Calor truck driving down a county road
Off-grid, rural UK homes have a particular set of challenges when it comes to decarbonising heat. Karl Bateman, National Specifier Manager at Calor, explains why these factors mean that boilers will continue to have a place in these homes, and why biofuels for heating such as BioLPG offer installers the easiest way to deliver carbon reductions in off-grid areas here and now.
Rural homes located off the mains gas grid may represent a small proportion of homes in this country. But replacing the fossil fuels used for heating in these properties is a much bigger challenge compared with their urban counterparts. Whilst hydrogen is a possible solution for those on the gas network, it can’t be stored easily or transported off-grid. Heat networks work better in more densely populated areas, so these are unlikely to play a major role in the countryside. This leaves heat pumps and biomass. Biomass has air quality issues, and wood chip pellets need to be manually handled and frequently delivered. Heat pumps generally require good levels of insulation to heat effectively. Many rural homes are hard to insulate, so in reality, an electric heat pump alone may not keep occupants warm enough. What’s more, owners may end up with bigger energy bills than expected because a higher flow temperature would be required in a poorly insulated building, reducing a heat pump’s efficiency. 

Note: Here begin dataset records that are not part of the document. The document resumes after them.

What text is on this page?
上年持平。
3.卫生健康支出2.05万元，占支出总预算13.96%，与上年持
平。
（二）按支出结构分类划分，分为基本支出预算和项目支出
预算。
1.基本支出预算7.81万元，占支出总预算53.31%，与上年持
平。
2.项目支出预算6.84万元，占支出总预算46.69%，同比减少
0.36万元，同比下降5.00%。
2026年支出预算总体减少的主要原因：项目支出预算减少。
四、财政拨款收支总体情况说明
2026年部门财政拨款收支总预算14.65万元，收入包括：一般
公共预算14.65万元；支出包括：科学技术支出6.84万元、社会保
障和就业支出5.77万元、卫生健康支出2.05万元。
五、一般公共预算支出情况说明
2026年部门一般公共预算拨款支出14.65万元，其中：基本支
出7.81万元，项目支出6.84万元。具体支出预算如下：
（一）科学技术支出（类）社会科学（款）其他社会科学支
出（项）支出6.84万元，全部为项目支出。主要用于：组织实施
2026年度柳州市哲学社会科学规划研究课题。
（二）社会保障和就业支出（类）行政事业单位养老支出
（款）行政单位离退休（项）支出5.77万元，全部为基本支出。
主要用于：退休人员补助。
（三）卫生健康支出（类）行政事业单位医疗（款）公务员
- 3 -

If standalone heat pumps aren’t suitable, what can be done? Independent analysis suggests that BioLPG, either in standalone boilers or in combination with a heat pump in a hybrid system, will be the most affordable way to decarbonise around 44% of rural homes currently heated by highly polluting heating oil1. 

That’s because BioLPG is a direct, drop-in replacement for conventional LPG, so LPG boilers - in either of the aforementioned set up - can use it now and in the future. This means that installers who are already LPG trained can help their customers use biofuel for heating by replacing their oil boiler with an LPG one, without retraining in other technologies or spending time and money in becoming MCS certified. 

So what is BioLPG? Like other biofuels, it’s made from a blend of waste, residues and sustainably sourced materials, which means that it’s renewable2. Calor offers it now to consumers as a mix of up to 40% BioLPG and 60% conventional LPG, to provide 38% carbon savings compared with heating oil3. It has pledged that by 2040, 100% of its energy products will be produced from renewable sources, alongside the commitment from its parent company (SHV Energy), to cut its carbon impact by 25% by 2025, across all business units.

In the meantime, property owners can use BioLPG now to make sizeable carbon savings. Boilers are unlikely to go away altogether anytime soon due to the above reasons. So, with biofuels such as BioLPG being available now, installers can use their existing skills in speeding up the pace of decarbonisation for off-grid energy.